With a new chief justice confirmed, I found myself with a daily assignment for Newsday about the confirmation hearings. Rather a difficult face to capture, but I think I nailed it pretty well.
And speaking of difficult faces to capture; for the same client I had another assignment featuring NY gov Pataki, who I have been assigned a few times before, and seem to have a difficult time with each and every illustration. Something about this guy’s face, but he seems to look different in reference photos depending on what angle they shoot him, or whether he is smiling or frowning. Anyhow, something about his face gives me trouble. (I don’t remember who the other guy was in this illustration, but I’m sure he was someone important in NY politics)
Another piece for the same client, involved orphans and something to do with their image as seen in popular culture. Gave me another chance to sneak in my dog ‘Lady’, who pops up a few times this month.
Another black and white rush job this month came from the Wall Street Journal, this being one of the earliest inklings of the coming ‘burst housing bubble’ that would make bigger news splashes in the coming years. Did a little collage technique with the ‘house’ in the balloon, manipulating a found photo, since I don’t draw architecture all too well.
An assignment for Barrons offered me the chance to work on a few of my least favorite subjects, airplanes and architecture. However, I kept the airplane to a rather simple shape sticking into the right side of the picture frame, and immersed myself into the detailing on the courtroom facade, and was surprised to find myself with a pretty nice illustration. One of those rare ones where I’m actually pleased with the layout and design over the actual rendering.
Another assignment for the same client is pictured below. This one was to picture an investor calm cool and collected despite the ‘rising flood waters’ around him. Gave me another chance to sneak my dog ‘Lady’ into the picture.
One thing I never do get tired of drawing, is old time sailing vessels. The Chronicle of Higher Education gave me the spot pictured to the left where I could work on my ‘water & boat’ skills. I don’t quite remember the angle of the story. I do like how the water turned out on this one. I continue to try different ‘water’ techniques, hoping to find one that is fairly expedient to draw, and at the same time looks realistic and fits the scratchboard style well.
Also, during the month of August, I had a trio of ‘health care’ spots for the Wall Street Journal(being a longer month than usual). There was a period in the early part of the month where I went through a major dry spell as far as new assignments, and I was grateful to still have these semi-monthly regular spot illos coming in to cushion the dry spells. The one to the right was about a new technique for getting rid of cellulite. The one below and to the left was some sort of skin cream for helping with middle aged women’s ‘flabby arm skin’.
The third spot of the month had to do with some new sort of ‘vibrating exercise machine’ if memory serves me correctly.
Also, for the same client, I had another small color spot, that had something to do with ‘brainwashing’, or at least that’s what I remember. I liked this illustration so well, that the following year, I recycled it as part of a postcard mailing promoting my ‘spot illustration’ skills.
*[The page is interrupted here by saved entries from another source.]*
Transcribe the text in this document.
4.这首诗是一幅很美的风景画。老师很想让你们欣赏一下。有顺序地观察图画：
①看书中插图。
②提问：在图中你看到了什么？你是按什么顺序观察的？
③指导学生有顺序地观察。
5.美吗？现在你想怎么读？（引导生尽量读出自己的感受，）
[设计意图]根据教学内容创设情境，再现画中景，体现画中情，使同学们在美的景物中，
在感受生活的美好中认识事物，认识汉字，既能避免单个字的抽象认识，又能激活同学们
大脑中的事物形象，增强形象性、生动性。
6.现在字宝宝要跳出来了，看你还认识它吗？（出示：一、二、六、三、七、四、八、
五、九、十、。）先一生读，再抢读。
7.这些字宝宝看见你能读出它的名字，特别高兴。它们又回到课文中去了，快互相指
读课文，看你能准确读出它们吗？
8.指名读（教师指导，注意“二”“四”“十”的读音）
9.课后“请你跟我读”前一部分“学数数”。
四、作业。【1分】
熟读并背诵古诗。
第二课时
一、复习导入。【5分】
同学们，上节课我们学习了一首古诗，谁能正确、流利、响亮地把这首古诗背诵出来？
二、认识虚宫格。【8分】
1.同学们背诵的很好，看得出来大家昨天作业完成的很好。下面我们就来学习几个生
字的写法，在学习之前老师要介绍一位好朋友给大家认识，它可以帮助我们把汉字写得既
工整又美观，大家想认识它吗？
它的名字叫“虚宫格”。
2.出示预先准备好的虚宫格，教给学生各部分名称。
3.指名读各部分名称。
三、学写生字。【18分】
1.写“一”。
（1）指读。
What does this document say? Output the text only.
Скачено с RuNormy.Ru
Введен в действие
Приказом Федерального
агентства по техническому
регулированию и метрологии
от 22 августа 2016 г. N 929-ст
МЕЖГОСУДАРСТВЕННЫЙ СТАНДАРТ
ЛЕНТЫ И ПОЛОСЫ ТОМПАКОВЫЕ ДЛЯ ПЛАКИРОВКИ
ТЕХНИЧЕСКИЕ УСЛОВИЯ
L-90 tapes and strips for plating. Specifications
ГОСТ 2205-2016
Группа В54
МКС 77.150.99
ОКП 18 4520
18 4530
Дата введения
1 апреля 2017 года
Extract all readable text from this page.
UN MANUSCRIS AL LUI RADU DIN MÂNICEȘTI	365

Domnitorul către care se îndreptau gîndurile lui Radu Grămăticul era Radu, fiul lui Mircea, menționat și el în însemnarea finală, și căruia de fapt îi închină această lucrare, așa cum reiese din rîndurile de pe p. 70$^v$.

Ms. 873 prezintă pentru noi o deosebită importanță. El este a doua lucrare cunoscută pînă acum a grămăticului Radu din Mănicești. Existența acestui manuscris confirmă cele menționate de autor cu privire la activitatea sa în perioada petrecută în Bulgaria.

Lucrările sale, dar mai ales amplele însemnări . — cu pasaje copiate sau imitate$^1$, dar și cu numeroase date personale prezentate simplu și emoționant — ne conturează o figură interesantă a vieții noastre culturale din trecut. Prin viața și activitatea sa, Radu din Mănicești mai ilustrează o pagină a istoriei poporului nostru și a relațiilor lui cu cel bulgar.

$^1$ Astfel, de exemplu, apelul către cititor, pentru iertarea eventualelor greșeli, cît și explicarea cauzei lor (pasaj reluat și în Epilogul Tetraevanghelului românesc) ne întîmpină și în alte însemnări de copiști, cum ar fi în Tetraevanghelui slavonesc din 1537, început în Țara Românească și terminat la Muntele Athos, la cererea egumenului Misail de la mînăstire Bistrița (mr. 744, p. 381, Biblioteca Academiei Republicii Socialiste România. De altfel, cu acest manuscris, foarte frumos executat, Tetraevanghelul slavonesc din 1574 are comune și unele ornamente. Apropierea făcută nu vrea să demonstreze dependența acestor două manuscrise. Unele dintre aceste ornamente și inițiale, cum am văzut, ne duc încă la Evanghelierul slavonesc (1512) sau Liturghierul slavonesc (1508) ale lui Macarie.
And for the same client, I also had a spot illustrating a story about Japan’s Prime Minister hoping to rally his downturning economy. The likeness of the PM wasn’t entirely necessary, but I remember taking great pains to do a good portrait despite the tiny size of the illustration. Hoping to push my ‘portraiture skills’ to this client, as they probably don’t think of me in that capacity. While I still never get much portraiture assignments from this client, I would later do a number of them for an affiliated client overseas.
Another strange assignment for the same client this month, was the ‘border illustration’ that I did (pictured below) regarding the online spam email phenomenon known as ‘phishing’. An unusual awkward shape to work with on this one, but I thought I filled it well.